Tue-cochon

Le tue-cochon
La pelèra *
UNESCO-ICH-blue.svg Inventaire du patrimoine culturel
immatériel en France
Paysans occupés à tuer le cochon, tableau de Pieter Brueghel le Jeune.
Paysans occupés à tuer le cochon, tableau de Pieter Brueghel le Jeune.
Domaine Savoir-faire
Lieu d'inventaire Nouvelle-Aquitaine
Pyrénées-Atlantiques
Ciboure
Morlanne
Saint-Médard
* Descriptif officiel Ministère de la Culture et de la Communication (France)

La tue-cochon ou tuaille du cochon est une tradition dans les campagnes européennes qui consiste à abattre le cochon de la ferme.

Répandue depuis l'Antiquité, cette coutume populaire, coïncidant généralement avec les mois les plus froids de l' hiver, revêt des caractéristiques différentes selon les lieux. C'est une activité artisanale, faite à la main. Commune dans de nombreux pays européens, elle permet de nourrir une famille en viande et charcuterie pendant une année. Mais à côté de cet aspect économique, elle a en même temps un côté festif et de célébration.

Cette tradition est toujours permise, à condition que le cochon ait été élevé dans la ferme et soit destiné à la consommation familiale, grâce à une dérogation aux règles légales qui imposent l'abattage des animaux d'élevage destinés à la commercialisation dans des abattoirs agréés. En France cette dérogation est prévue par l'article R231-15 du Code rural [1].

Cette pratique est inscrite à l' Inventaire du patrimoine culturel immatériel en France, depuis 2012 [2].
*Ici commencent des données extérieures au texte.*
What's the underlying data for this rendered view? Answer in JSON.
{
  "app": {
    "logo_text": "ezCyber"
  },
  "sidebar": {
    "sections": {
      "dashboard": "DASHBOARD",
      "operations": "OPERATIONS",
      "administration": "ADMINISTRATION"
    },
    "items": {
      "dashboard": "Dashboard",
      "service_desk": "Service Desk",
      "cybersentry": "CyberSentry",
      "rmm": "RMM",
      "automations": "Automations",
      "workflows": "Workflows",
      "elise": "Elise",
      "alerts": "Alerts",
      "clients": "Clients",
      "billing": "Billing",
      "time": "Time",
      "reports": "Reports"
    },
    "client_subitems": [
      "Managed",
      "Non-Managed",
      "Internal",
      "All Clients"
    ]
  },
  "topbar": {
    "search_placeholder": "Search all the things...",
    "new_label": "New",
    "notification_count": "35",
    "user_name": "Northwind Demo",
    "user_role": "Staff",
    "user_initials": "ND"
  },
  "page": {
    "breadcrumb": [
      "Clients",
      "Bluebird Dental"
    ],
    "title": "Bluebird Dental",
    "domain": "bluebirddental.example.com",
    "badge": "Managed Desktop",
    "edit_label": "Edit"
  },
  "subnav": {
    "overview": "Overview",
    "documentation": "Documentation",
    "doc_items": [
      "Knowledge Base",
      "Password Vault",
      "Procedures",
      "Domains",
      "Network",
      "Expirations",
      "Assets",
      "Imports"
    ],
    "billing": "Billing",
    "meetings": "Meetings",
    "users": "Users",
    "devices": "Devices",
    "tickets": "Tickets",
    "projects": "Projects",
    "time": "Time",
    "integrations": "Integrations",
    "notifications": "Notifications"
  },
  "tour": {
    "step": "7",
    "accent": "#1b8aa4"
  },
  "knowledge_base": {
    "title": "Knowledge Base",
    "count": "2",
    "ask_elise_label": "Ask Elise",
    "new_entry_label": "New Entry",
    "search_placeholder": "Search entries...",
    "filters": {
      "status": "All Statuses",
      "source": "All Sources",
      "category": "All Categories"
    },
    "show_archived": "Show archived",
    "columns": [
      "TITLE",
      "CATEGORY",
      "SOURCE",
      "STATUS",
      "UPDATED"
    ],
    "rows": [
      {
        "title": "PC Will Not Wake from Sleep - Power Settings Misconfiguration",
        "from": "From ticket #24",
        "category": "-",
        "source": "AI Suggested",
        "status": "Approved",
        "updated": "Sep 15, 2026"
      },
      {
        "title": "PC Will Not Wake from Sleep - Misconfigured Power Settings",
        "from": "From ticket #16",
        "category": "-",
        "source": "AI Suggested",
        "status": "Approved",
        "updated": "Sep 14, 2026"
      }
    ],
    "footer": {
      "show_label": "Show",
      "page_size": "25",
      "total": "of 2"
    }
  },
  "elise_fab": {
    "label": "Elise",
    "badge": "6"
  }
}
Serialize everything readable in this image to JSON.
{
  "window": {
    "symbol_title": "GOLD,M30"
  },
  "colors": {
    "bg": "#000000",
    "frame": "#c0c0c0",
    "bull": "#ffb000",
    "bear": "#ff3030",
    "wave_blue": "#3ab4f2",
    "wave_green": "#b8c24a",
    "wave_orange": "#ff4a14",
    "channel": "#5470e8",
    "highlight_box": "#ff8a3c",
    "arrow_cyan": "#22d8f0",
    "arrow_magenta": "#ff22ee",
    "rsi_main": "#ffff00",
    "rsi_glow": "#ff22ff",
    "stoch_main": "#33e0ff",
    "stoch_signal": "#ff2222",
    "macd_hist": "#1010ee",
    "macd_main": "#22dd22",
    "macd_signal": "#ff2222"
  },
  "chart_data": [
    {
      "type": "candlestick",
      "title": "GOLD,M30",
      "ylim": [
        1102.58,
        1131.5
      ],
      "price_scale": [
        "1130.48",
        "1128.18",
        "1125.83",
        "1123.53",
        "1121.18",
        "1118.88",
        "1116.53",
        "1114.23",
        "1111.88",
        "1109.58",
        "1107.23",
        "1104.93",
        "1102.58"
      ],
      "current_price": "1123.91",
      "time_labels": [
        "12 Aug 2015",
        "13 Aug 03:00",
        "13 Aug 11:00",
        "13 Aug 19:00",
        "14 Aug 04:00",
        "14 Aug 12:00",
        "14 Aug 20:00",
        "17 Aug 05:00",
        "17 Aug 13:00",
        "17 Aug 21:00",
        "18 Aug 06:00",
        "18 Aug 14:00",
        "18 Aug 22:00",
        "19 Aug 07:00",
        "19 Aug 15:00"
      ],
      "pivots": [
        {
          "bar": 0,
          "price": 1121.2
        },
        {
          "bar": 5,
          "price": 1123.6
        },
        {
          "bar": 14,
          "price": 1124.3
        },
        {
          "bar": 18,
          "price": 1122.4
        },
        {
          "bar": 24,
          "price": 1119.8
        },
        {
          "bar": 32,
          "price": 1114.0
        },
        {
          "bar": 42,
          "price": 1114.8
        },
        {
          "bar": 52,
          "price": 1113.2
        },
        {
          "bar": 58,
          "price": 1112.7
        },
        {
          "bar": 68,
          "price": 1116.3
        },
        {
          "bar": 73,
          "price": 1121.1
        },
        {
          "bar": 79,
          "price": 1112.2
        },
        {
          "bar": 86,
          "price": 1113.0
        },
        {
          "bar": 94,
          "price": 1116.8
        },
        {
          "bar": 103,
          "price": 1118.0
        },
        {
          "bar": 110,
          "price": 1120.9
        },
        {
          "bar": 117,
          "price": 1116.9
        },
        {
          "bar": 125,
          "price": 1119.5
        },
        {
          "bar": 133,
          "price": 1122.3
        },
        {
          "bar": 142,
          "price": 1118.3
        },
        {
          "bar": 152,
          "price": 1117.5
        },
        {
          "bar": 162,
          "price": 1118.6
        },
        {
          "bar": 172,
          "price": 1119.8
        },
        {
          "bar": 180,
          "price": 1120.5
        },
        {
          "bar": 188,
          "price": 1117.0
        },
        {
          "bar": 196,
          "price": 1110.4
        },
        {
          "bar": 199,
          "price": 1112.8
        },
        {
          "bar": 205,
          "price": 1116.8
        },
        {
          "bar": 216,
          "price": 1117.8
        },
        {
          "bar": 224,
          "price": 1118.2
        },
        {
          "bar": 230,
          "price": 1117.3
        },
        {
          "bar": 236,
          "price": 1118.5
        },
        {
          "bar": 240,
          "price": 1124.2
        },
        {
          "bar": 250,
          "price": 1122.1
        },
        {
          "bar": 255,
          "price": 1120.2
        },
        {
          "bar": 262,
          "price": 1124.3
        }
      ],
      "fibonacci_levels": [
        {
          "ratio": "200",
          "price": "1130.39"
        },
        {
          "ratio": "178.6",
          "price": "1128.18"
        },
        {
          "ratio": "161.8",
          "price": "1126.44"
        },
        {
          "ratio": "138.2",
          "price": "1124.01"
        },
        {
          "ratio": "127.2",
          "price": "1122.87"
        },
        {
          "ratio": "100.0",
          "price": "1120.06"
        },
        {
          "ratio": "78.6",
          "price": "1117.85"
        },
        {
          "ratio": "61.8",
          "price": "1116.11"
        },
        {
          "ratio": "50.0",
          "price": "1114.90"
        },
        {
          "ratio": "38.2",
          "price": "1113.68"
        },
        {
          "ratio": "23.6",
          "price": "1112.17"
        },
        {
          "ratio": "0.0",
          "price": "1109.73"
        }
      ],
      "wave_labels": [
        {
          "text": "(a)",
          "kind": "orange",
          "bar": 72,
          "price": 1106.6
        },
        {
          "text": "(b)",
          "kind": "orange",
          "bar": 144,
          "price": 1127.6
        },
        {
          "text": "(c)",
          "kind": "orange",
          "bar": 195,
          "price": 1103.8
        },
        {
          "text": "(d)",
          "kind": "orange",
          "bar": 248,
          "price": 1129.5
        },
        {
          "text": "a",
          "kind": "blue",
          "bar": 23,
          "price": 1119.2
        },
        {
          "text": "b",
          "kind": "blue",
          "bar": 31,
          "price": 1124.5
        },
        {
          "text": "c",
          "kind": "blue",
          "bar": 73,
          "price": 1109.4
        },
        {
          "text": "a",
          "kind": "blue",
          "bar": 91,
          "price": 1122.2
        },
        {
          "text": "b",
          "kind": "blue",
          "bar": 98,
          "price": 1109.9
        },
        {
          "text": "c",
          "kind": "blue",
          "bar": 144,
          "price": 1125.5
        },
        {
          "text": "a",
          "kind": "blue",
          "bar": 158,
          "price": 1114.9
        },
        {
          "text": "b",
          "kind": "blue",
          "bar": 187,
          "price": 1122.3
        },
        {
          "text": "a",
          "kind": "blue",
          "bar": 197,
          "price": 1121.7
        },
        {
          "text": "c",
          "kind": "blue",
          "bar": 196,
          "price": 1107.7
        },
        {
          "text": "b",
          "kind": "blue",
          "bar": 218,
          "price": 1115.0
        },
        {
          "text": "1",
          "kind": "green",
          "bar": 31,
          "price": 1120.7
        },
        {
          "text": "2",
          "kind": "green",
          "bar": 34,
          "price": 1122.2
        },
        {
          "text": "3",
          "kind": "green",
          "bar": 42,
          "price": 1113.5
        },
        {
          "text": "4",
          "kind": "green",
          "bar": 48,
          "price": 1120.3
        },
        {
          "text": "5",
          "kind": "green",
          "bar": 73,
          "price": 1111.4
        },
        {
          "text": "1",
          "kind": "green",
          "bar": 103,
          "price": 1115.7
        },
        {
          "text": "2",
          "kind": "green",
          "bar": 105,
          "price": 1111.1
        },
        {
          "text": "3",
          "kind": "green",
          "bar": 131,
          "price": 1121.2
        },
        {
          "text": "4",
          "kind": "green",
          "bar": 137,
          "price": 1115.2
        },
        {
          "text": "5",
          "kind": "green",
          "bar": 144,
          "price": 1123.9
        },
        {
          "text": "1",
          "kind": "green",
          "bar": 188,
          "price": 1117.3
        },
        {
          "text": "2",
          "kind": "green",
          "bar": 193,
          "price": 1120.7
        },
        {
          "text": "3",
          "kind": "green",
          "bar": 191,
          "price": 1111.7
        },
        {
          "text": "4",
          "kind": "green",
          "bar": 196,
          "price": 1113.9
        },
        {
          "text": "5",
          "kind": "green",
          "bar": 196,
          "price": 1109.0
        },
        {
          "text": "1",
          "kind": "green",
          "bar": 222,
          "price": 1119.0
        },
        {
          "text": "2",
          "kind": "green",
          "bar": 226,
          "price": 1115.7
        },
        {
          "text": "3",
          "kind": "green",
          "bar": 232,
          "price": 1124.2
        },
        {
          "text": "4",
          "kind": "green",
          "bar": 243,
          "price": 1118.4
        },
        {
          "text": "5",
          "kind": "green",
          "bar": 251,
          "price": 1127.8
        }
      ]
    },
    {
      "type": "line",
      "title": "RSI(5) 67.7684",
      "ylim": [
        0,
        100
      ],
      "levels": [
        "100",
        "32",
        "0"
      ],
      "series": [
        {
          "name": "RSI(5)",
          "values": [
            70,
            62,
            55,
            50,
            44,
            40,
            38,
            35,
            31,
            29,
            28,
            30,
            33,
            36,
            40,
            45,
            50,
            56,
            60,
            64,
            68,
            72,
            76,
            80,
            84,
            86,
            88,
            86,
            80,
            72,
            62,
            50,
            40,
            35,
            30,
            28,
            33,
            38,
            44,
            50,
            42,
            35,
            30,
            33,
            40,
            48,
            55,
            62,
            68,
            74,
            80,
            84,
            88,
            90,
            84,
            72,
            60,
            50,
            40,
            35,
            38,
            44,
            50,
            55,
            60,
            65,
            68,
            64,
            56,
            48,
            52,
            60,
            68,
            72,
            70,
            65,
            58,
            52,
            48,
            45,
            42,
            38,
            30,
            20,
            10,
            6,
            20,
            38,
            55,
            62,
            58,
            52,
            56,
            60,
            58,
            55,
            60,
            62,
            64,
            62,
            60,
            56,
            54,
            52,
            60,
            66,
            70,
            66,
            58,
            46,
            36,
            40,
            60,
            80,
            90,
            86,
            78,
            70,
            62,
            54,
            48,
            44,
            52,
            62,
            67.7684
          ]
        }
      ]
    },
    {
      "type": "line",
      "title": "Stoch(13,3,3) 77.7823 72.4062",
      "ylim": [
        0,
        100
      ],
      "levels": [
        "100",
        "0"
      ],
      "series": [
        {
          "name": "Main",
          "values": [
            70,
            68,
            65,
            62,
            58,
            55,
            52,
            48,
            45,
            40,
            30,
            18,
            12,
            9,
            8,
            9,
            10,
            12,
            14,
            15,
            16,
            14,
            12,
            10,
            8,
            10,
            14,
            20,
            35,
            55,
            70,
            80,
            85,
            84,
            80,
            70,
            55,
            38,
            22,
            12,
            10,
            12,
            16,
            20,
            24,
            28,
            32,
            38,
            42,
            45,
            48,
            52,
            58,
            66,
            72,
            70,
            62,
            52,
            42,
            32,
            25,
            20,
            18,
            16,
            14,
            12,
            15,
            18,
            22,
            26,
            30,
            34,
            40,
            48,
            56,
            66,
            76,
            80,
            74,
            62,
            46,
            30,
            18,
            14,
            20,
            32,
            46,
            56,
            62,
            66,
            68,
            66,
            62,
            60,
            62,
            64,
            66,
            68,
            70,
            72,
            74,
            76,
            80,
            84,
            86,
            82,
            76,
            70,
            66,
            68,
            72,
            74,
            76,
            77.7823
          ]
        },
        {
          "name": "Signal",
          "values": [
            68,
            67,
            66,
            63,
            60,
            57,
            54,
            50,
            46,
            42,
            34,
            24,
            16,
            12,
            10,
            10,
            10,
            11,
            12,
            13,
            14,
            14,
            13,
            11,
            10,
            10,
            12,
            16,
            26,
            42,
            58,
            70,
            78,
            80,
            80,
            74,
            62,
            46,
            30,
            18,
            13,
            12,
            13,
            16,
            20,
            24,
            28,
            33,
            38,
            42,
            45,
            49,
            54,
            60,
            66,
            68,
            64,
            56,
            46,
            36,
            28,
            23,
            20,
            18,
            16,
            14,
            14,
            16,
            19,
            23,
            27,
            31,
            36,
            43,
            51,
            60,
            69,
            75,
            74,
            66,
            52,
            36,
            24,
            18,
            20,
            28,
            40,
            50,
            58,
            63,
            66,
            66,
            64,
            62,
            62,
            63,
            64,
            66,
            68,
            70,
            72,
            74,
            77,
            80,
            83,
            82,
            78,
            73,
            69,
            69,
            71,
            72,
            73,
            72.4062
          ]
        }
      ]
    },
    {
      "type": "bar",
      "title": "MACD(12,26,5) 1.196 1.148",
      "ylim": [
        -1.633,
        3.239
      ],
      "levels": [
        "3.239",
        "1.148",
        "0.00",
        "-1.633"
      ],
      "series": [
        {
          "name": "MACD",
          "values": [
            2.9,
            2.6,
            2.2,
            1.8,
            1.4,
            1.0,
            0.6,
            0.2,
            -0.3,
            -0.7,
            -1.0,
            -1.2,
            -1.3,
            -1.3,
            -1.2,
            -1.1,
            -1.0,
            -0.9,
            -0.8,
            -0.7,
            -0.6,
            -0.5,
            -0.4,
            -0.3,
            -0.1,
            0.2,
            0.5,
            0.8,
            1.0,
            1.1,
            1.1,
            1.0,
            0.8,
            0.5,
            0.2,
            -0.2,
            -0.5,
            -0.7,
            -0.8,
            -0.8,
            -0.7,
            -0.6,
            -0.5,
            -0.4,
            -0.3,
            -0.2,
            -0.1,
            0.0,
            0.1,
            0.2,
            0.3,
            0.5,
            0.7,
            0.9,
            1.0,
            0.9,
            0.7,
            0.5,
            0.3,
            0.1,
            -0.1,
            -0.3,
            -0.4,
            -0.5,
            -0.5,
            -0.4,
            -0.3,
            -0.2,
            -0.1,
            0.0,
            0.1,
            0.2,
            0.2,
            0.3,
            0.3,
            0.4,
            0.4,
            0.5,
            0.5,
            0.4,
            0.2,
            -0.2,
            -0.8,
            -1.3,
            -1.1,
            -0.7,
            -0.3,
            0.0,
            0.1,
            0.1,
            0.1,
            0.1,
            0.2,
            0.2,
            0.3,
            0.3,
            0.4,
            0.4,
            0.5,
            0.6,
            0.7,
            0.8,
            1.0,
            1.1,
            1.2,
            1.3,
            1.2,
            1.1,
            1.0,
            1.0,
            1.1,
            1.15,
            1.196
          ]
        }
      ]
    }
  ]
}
Un procédé sur trois jours

Premier jour : La tuerie

Le premier jour est celui-dit de "la tuerie". C'est une tâche exclusivement masculine. Les hommes se rassemblent afin de maîtriser l'animal. Une corde est passée dans sa gueule, une autre autour d'un pied. L'animal est ensuite traîné jusqu'à un socle pour être abattu. La tête dans le vide, et les pieds immobilisés, le boucher procède au saignement du cochon. Ce rôle de "tueur" est transmis de génération en génération. A cela, s'ajoute un couteau spécial pour l'égorgement de l'animal. Une fois l'artère sanctionnée, le sang est récupéré et transmis aux femmes, pour qu'elles le transforment en boudin. Le cochon est ensuite placé dans une grande maie, avec un système de manivelle, permettant de tourner l'animal. En langue locale, la maie est appelée "cautera" . Le porc est ensuite recouvert d'eau très chaude afin que la soie (poils de cochon) puisse être enlevée. Ensuite, les ongles sont enlevés avec l'aide d'un crochet. Les femmes peuvent alors récupérer les boyaux qui serviront de contenant pour les boudins. Le cochon est laissé suspendu toute la nuit afin que la viande soit plus facile à découper, le jour suivant. Une fois les abats retirés, les hommes brisent les côtes de l'animal.

Deuxième jour: La transformation

Le deuxième jour est destiné à la préparation des différentes pièces de viande. Le plus important morceau à préparer est le jambon, puis viennent les longes, les échines et les ventrêches. Certaines pièces sont ensuite salées pour la conservation. Pendant la découpe, la famille prend soin de tout garder. Chaque petit morceau est récupéré et classé selon trois catégories :

  • La graisse, pour être fondue ;
  • Les morceaux avec du sang, pour la préparation de pâtés; ces morceaux sont hachés et assaisonnés avec du sel, du poivre et de l'ail. On y ajoute le pain haché et des œufs, puis le pâté est mis en pots, qui seront ensuite stérilisés et entreposés dans la cave de la famille ;
  • Les morceaux avec moins de sang, pour la préparation des saucisses.

Troisième jour: Les finitions

Le troisième jour est destiné à la préparation des saucisses. Elles sont fabriquées en dernier car cela permet de récupérer tous les petits morceaux perdus les jours précédents. Tout est haché pour préparer de la chair à saucisse, qui sera assaisonnée de sel, de poivre et d'ail. Les boyaux du cochon, vidés et nettoyés sont enfilés sur l'embout du hachoir afin d'être remplis. L'étape finale est celle du séchage. Autrefois, cela se faisait près de la cheminée.